Prozac-Fluoxetine



Patient Information


     Fluoxetine is used for the treatment of depression, obsesive-compulsive disorder, and bulimia.


Indications


     Depression:Fluoxetine HCI is indicated for the treatment of depression.  A major depressive episode implies a prominent and relatively persistent depressed or dysphoric mood that usually interferes with daily functioning (nearly every day for at least 2 weeks); it should include at least 4 of the following 8 symptoms: change in appetite, change in sleep, psychomotor agitation or retardation, loss of interest in usual activities or decrease in sexual drive, increased fatigue, feelings of guilt or worthlessness, slowed thinking or impaired concentration, and a suicide attempt or suicidal ideation.

Obsessive-Compulsive Disorder
Fluoxetine HCI is indicated for the treatment of obessions and compulsions in patients with obessive-compulsive disorder (OCD), as defined in the DSM-III-R.  Obsessive-compulsive disorder is characterized by recurrent and persistent ideas, thoughts, impulses, or images (obessions) that are ego-dystonic and/or repetitive, purposeful, and intentional behaviors (compulsions) that are recognized by the person as excessive or unreasonable.

Bulimia Nervosa
Fluoxetine HCI is indicated for the treatment of binge-eating and vomiting behaviors in patients with moderate to severe bulimia nervosa.

Dosage and Administration



Depression

     Intial Treatment:In controlled trials used to support the efficacy of fluoxetine, patients were administered morning doses ranging from 20mg to 80mg/day.  Studies comparing fluoxetine 20,40,60 mg/day to placebo indicate that 20 mg/day is sufficient to obtain a satisfactory antidepressant response in most cases.  Consequently, a dose of 20 mg/day, administered in the morning, is recommended as the intial dose.

     A dose increase may be considered after several weeks if no clinical improvement is observed.  Doses above 20 mg/day may be administered on a once a day (morning) or b.i.d. schedule (i.e., morning and noon) and should not exceed a maximum dose of 80 mg/day.

     As with many other medications, a lower or less frequent dosage should be used in patients with hepatic impairment.  A lower or less frequent dosage should also be considered for the elderly, and for patients with concurrent disease or on multiple concomitant medications.  Dosage adjustments for renal impairment are not routinely necessary.

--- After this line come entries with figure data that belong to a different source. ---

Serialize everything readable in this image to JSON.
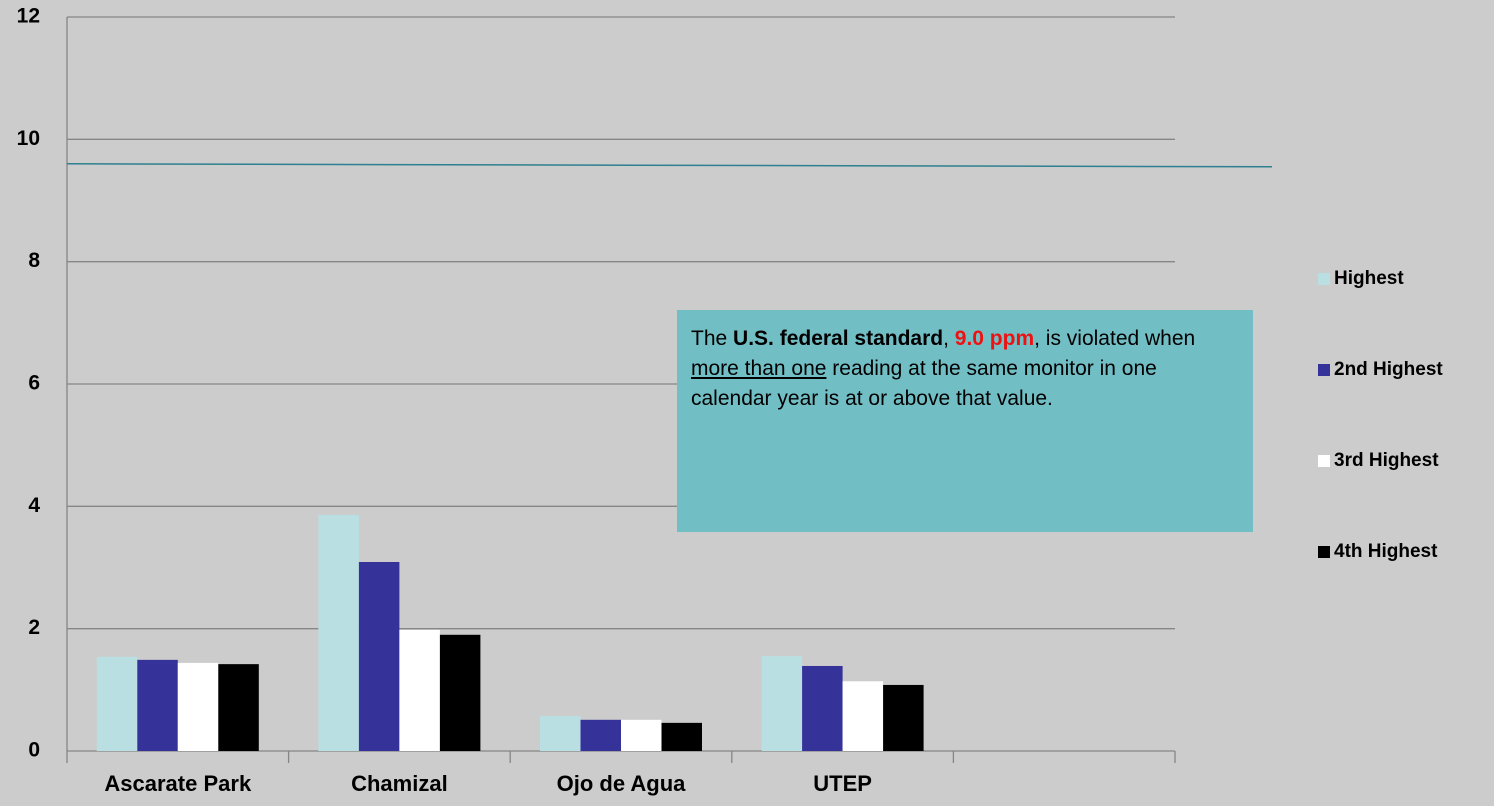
{
  "chart_data": {
    "type": "bar",
    "categories": [
      "Ascarate Park",
      "Chamizal",
      "Ojo de Agua",
      "UTEP",
      null
    ],
    "series": [
      {
        "name": "Highest",
        "color": "#b9dfe3",
        "values": [
          1.54,
          3.86,
          0.57,
          1.55,
          null
        ]
      },
      {
        "name": "2nd Highest",
        "color": "#353399",
        "values": [
          1.49,
          3.09,
          0.51,
          1.39,
          null
        ]
      },
      {
        "name": "3rd Highest",
        "color": "#ffffff",
        "values": [
          1.44,
          1.98,
          0.51,
          1.14,
          null
        ]
      },
      {
        "name": "4th Highest",
        "color": "#000000",
        "values": [
          1.42,
          1.9,
          0.46,
          1.08,
          null
        ]
      }
    ],
    "ylim": [
      0,
      12
    ],
    "yticks": [
      0,
      2,
      4,
      6,
      8,
      10,
      12
    ],
    "grid": true,
    "legend": "right",
    "reference_line": {
      "value": 9.6,
      "color": "#2e7f8f"
    },
    "annotation": [
      "The ",
      "U.S. federal standard",
      ", ",
      "9.0 ppm",
      ", is violated when ",
      "more than one",
      " reading at the same monitor in one calendar year is at or above that value."
    ]
  }
}
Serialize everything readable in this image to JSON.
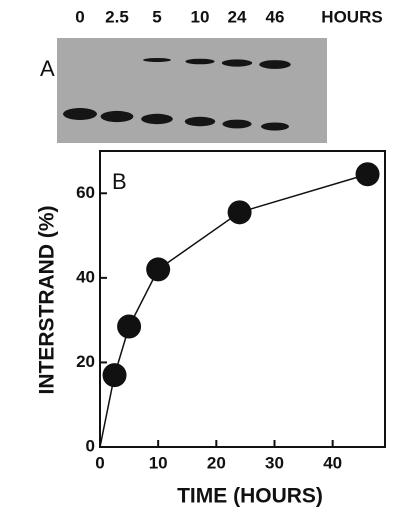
{
  "gel": {
    "label": "A",
    "lanes": [
      "0",
      "2.5",
      "5",
      "10",
      "24",
      "46"
    ],
    "unit": "HOURS"
  },
  "chart_data": {
    "type": "line",
    "label": "B",
    "xlabel": "TIME (HOURS)",
    "ylabel": "INTERSTRAND (%)",
    "x": [
      0,
      2.5,
      5,
      10,
      24,
      46
    ],
    "values": [
      0,
      17,
      28.5,
      42,
      55.5,
      64.5
    ],
    "markers": [
      false,
      true,
      true,
      true,
      true,
      true
    ],
    "color": "#111111",
    "xlim": [
      0,
      49
    ],
    "ylim": [
      0,
      70
    ],
    "xticks": [
      0,
      10,
      20,
      30,
      40
    ],
    "yticks": [
      0,
      20,
      40,
      60
    ]
  }
}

     As with other antidepressants, the full antidepressant effect may be delayed until 4 weeks of treatment or longer.

     Maintenance/Continuation/Extended Treatment:It is generally agreed that acute episodes of depression require several months or longer of sustained pharmacologic therapy.  Whether the dose of antidepressant needed to induce remission is identical to the dose needed to maintain and/or sustain euthymia is unknown.

     Systematic evaluation of fluoxetine HCI has shown that its antidepressant efficacy is maintained for periods of up to 38 weeks following 12 weeks of open-label acute treatment (50 weeks total)at a dose of 20 mg/day.